While I was able to find quite a few documented cases where someone claims to have amnesia and is later reunited with family or spouse (even if many did admit later, in one form or another, that they had been making it up) I was having a rather hard time finding examples of the other side of the coin – cases that got resolved where the police said the missing person just had amnesia and would return soon … and the person actually returned.

Is there a single case in Ohio where a person with amnesia was gone for a few days, then returned once their memories came back? Any at all? No…?

The Missing People of Ohio

Before I close this post I want to talk a bit more about the people in Ohio who have gone missing because it is a rather serious subject and I want to make sure it gets the attention it deserves. See, I knew that the number of people who were reported missing was high, but I didn’t think it was going to be THAT high. 

The numbers I talked about above include everyone who had been reported missing, adults and children (unless expressly specified). The largest number of these cases are from runaway children, and the vast majority of these are relatively quickly resolved. Sadly, I had to say “vast majority” because not all runaway children are found. 

Seeing the numbers of how many children get abducted every year from the state of Ohio is equally as sobering. Of these, the greatest number of cases appears to be children taken by non-custodial parents, and once again, these cases tend to be fairly quickly resolved. That being said, there are still a number of unresolved cases.

And one missing person case is one case too many.

So … what can we do about it?

The number one thing I can say is … if you see something, say something.

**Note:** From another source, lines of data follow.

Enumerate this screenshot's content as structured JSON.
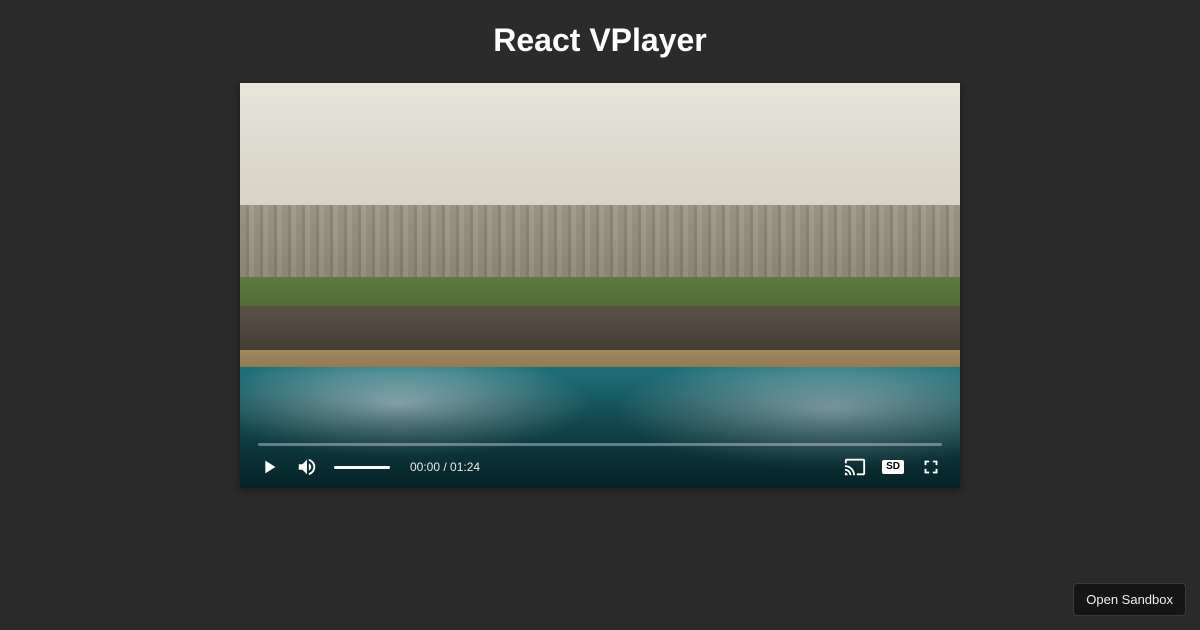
{
  "header": {
    "title": "React VPlayer"
  },
  "player": {
    "current_time": "00:00",
    "duration": "01:24",
    "time_separator": " / ",
    "quality_label": "SD",
    "progress_percent": 0,
    "volume_percent": 100
  },
  "footer": {
    "open_sandbox_label": "Open Sandbox"
  }
}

Don’t be afraid to get involved, and don’t be afraid of being wrong. The most important thing here is the safety of children. If you see something that’s a bit off, and you say something, and it turns out everything was okay, then great. No harm done (beyond a bruised ego or two). At least we know everyone is safe. On the other hand, what if you saw something and the child was being harmed. 

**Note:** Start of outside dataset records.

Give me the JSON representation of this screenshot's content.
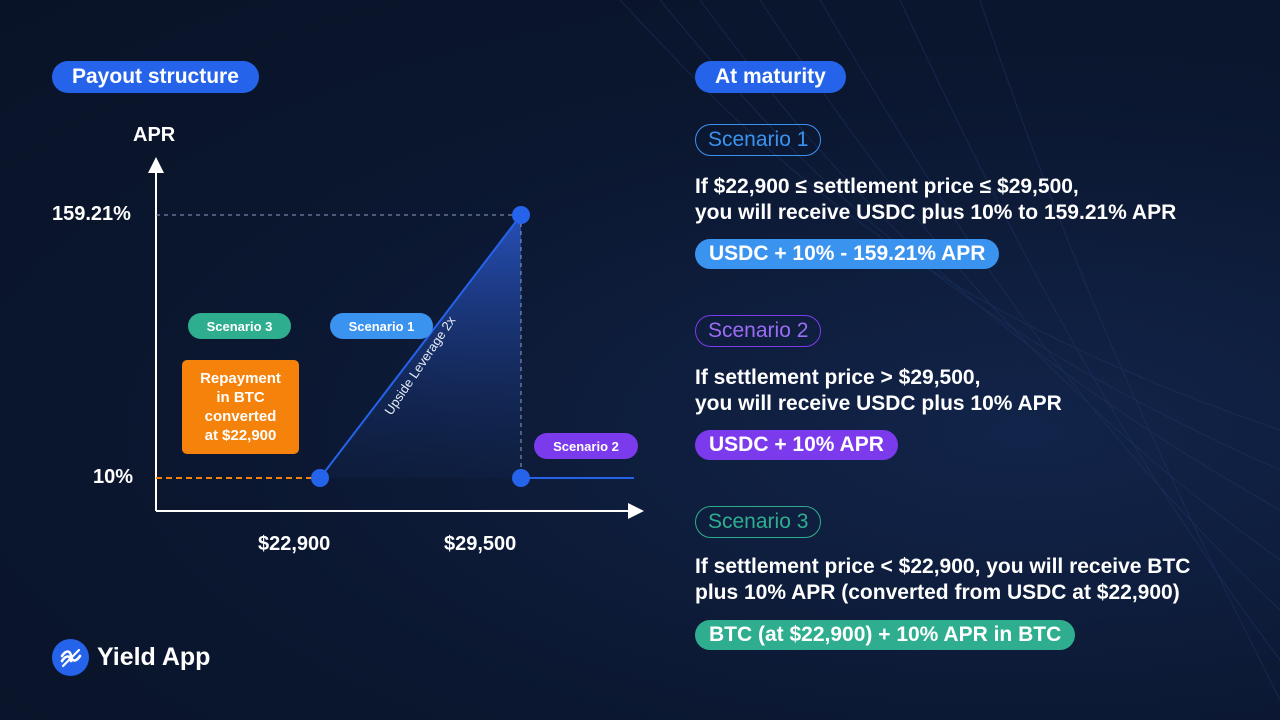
{
  "left": {
    "header": "Payout structure",
    "y_axis_label": "APR",
    "y_ticks": [
      "159.21%",
      "10%"
    ],
    "x_ticks": [
      "$22,900",
      "$29,500"
    ],
    "tags": {
      "scenario3": "Scenario 3",
      "scenario1": "Scenario 1",
      "scenario2": "Scenario 2"
    },
    "repayment_box": "Repayment\nin BTC\nconverted\nat $22,900",
    "leverage_label": "Upside Leverage 2x"
  },
  "chart_data": {
    "type": "line",
    "xlabel": "",
    "ylabel": "APR",
    "x_ticks": [
      "$22,900",
      "$29,500"
    ],
    "y_ticks": [
      "10%",
      "159.21%"
    ],
    "segments": [
      {
        "name": "Scenario 3",
        "from": [
          22900,
          10
        ],
        "to": null,
        "style": "dashed-orange",
        "note": ""
      },
      {
        "name": "Scenario 1",
        "from": [
          22900,
          10
        ],
        "to": [
          29500,
          159.21
        ]
      },
      {
        "name": "Scenario 2",
        "from": [
          29500,
          10
        ],
        "to": null
      }
    ],
    "points": [
      [
        22900,
        10
      ],
      [
        29500,
        159.21
      ],
      [
        29500,
        10
      ]
    ]
  },
  "right": {
    "header": "At maturity",
    "scenarios": [
      {
        "label": "Scenario 1",
        "line1": "If $22,900 ≤ settlement price ≤ $29,500,",
        "line2": "you will receive USDC plus 10% to 159.21% APR",
        "result": "USDC + 10% - 159.21% APR"
      },
      {
        "label": "Scenario 2",
        "line1": "If settlement price > $29,500,",
        "line2": "you will receive USDC plus 10% APR",
        "result": "USDC + 10% APR"
      },
      {
        "label": "Scenario 3",
        "line1": "If settlement price < $22,900, you will receive BTC",
        "line2": "plus 10% APR (converted from USDC at $22,900)",
        "result": "BTC (at $22,900) + 10% APR in BTC"
      }
    ]
  },
  "colors": {
    "bg": "#0b1730",
    "blue": "#2563eb",
    "sc1": "#3b93f0",
    "sc2": "#7c3aed",
    "sc3": "#2fae8f",
    "orange": "#f5820b"
  },
  "brand": {
    "name": "Yield App",
    "icon": "yield-app-logo-icon"
  }
}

The other thing I want to say is that there are resources, and I want to share a few of them with you.

The Ohio Amber Plan – So far this year, the Ohio Amber alert has been activated six times, and the year isn’t even half over yet. But, it has proven to be a valuable tool in getting the word out when there is an active missing child search. 

Ohio Missing Adult Alerts – This one is like the Amber Alerts, except it’s for adults with mental defects or those over the age of 65.

National Center for Missing and Exploited Children – Founded in 1984, this non-profit organization helps find missing and exploited kids, and has a ton of resources to help.

NAMUS- the National Missing and Unidentified Persons System – NAMUS is a nationwide resource center whose goal it is to put a name to all unidentified people, as well as provide resources for missing person cases.

Ohio Careline – If you are in Ohio and need help, you can call the Ohio Careline at 1-800-720-9616 and they can help you find whatever resources you need, no matter what problems you’re facing.